Holi is a festival of colours. This whole world is so colourful. Just like nature there are different colours associated with our feelings and emotions: anger with red, jealousy with green, vibrancy and happiness with yellow, love with pink, vastness with blue, peace with white, sacrifice with saffron and knowledge with violet. Each person is a fountain of colours which keep changing. Puranas are full of colourful illustrations and stories and there is a story related to Holi. An asura king, Hiranyakashyap, wanted everyone to worship him. But his son Prahlad was a devotee of Lord Narayana, the king's sworn enemy. Angry, the king wanted Holika, his sister, to get rid of Prahlad. Empowered to withstand fire, Holika sat on a burning pyre holding Prahlad on her lap.
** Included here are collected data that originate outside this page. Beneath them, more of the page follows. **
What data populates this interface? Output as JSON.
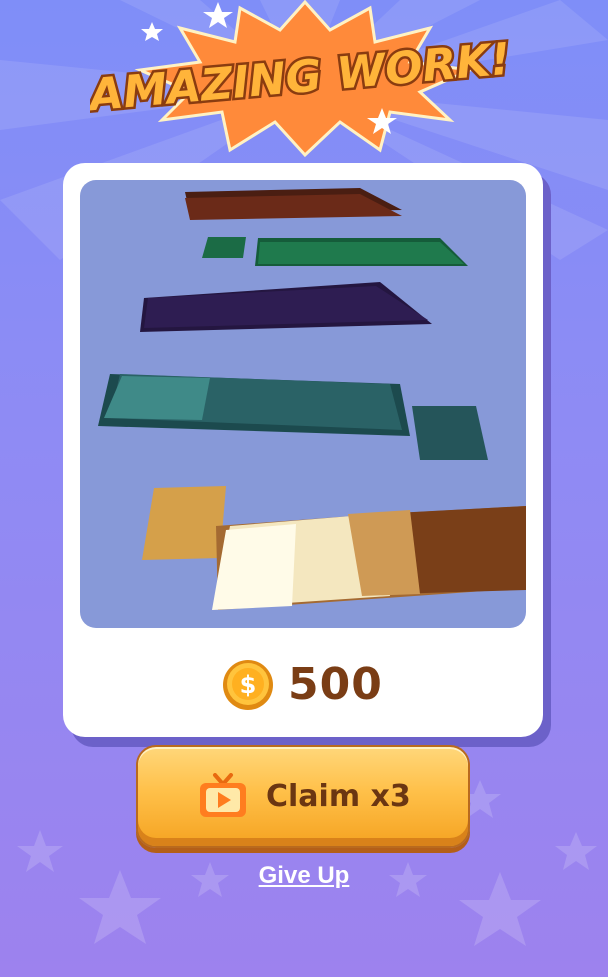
{
  "header": {
    "title": "AMAZING WORK!"
  },
  "reward": {
    "icon": "coin-icon",
    "symbol": "$",
    "amount": "500"
  },
  "claim_button": {
    "icon": "tv-ad-icon",
    "label": "Claim x3"
  },
  "give_up": {
    "label": "Give Up"
  },
  "colors": {
    "background_top": "#7f8ef8",
    "background_bottom": "#9d82ee",
    "card": "#ffffff",
    "button_gold": "#ffc049",
    "text_brown": "#7a3d15",
    "banner_orange": "#ff7a2e"
  }
}
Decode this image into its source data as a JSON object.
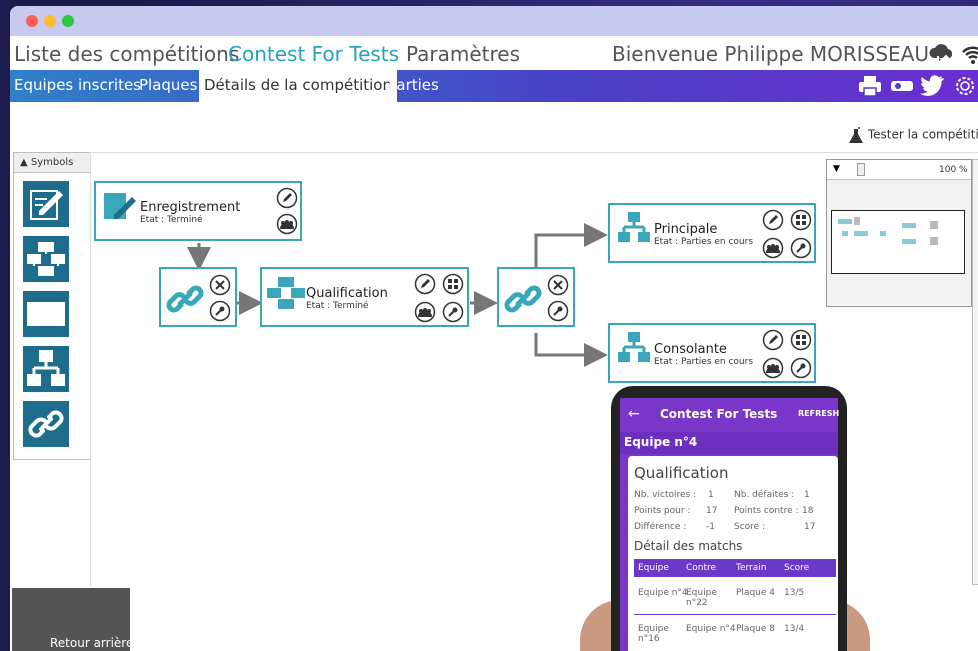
{
  "topnav": {
    "competitions": "Liste des compétitions",
    "contest": "Contest For Tests",
    "params": "Paramètres",
    "welcome": "Bienvenue Philippe MORISSEAU !"
  },
  "menu": {
    "equipes": "Equipes inscrites",
    "plaques": "Plaques",
    "details": "Détails de la compétition",
    "parties": "Parties"
  },
  "tester": "Tester la compétition",
  "palette": {
    "header": "Symbols"
  },
  "nodes": {
    "enreg": {
      "title": "Enregistrement",
      "state": "Etat : Terminé"
    },
    "qualif": {
      "title": "Qualification",
      "state": "Etat : Terminé"
    },
    "principale": {
      "title": "Principale",
      "state": "Etat : Parties en cours"
    },
    "consolante": {
      "title": "Consolante",
      "state": "Etat : Parties en cours"
    }
  },
  "overview": {
    "zoom": "100 %"
  },
  "retour": "Retour arrière",
  "phone": {
    "title": "Contest For Tests",
    "refresh": "REFRESH",
    "team": "Equipe n°4",
    "section": "Qualification",
    "stats": [
      {
        "l1": "Nb. victoires :",
        "v1": "1",
        "l2": "Nb. défaites :",
        "v2": "1"
      },
      {
        "l1": "Points pour :",
        "v1": "17",
        "l2": "Points contre :",
        "v2": "18"
      },
      {
        "l1": "Différence :",
        "v1": "-1",
        "l2": "Score :",
        "v2": "17"
      }
    ],
    "detail": "Détail des matchs",
    "headers": [
      "Equipe",
      "Contre",
      "Terrain",
      "Score"
    ],
    "rows": [
      {
        "equipe": "Equipe n°4",
        "contre": "Equipe n°22",
        "terrain": "Plaque 4",
        "score": "13/5"
      },
      {
        "equipe": "Equipe n°16",
        "contre": "Equipe n°4",
        "terrain": "Plaque 8",
        "score": "13/4"
      }
    ]
  },
  "colors": {
    "accent": "#3aa6b9",
    "menu_start": "#2f80c8",
    "menu_end": "#6a2fd0",
    "phone": "#7a35c9"
  }
}
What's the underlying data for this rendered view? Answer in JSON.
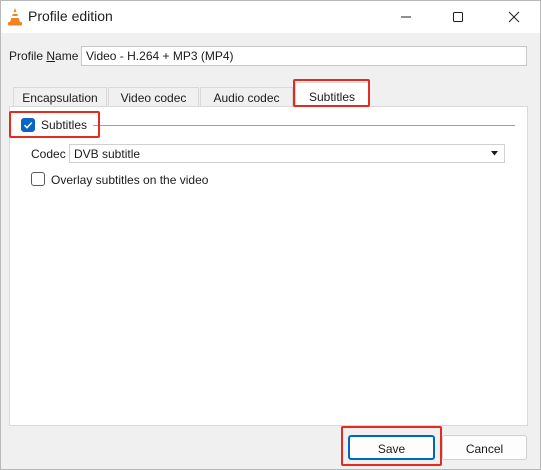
{
  "window": {
    "title": "Profile edition",
    "icon": "vlc-cone-icon",
    "controls": [
      "minimize-icon",
      "maximize-icon",
      "close-icon"
    ]
  },
  "profile": {
    "label_prefix": "Profile ",
    "label_mnemonic": "N",
    "label_suffix": "ame",
    "value": "Video - H.264 + MP3 (MP4)"
  },
  "tabs": [
    {
      "label": "Encapsulation",
      "selected": false
    },
    {
      "label": "Video codec",
      "selected": false
    },
    {
      "label": "Audio codec",
      "selected": false
    },
    {
      "label": "Subtitles",
      "selected": true
    }
  ],
  "subtitles": {
    "enable_label": "Subtitles",
    "enabled": true,
    "codec_label": "Codec",
    "codec_value": "DVB subtitle",
    "overlay_label": "Overlay subtitles on the video",
    "overlay_checked": false
  },
  "buttons": {
    "save": "Save",
    "cancel": "Cancel"
  },
  "colors": {
    "highlight": "#e32b1f",
    "accent": "#0a64c8",
    "default_button_border": "#0067c0"
  }
}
But it was Holika who was burnt, Prahlad came out unharmed.

Hiranyakashyap symbolises one who is gross. Prahlad embodies innocence, faith and bliss. The spirit cannot be confined to love only matter. Hiranyakashyap wanted all joy to come from the material world. It did not happen that way. The individual jivatma cannot be bound to the material forever. It's natural to eventually move towards Narayana, one's higher Self.

Holika symbolises past burdens that try to burn Prahlad's innocence. But Prahlad, so deeply rooted in Narayana Bhakti, could burn all past impressions (sanskaras). For one who is deep in bhakti, joy springs up with new colours and life becomes a celebration. Burning the past, you gear up for a new beginning. Your emotions, like fire, burn you. But when they are a fountain of colours, they add charm to your life. In ignorance, emotions are a bother; in knowledge, the same emotions add colour.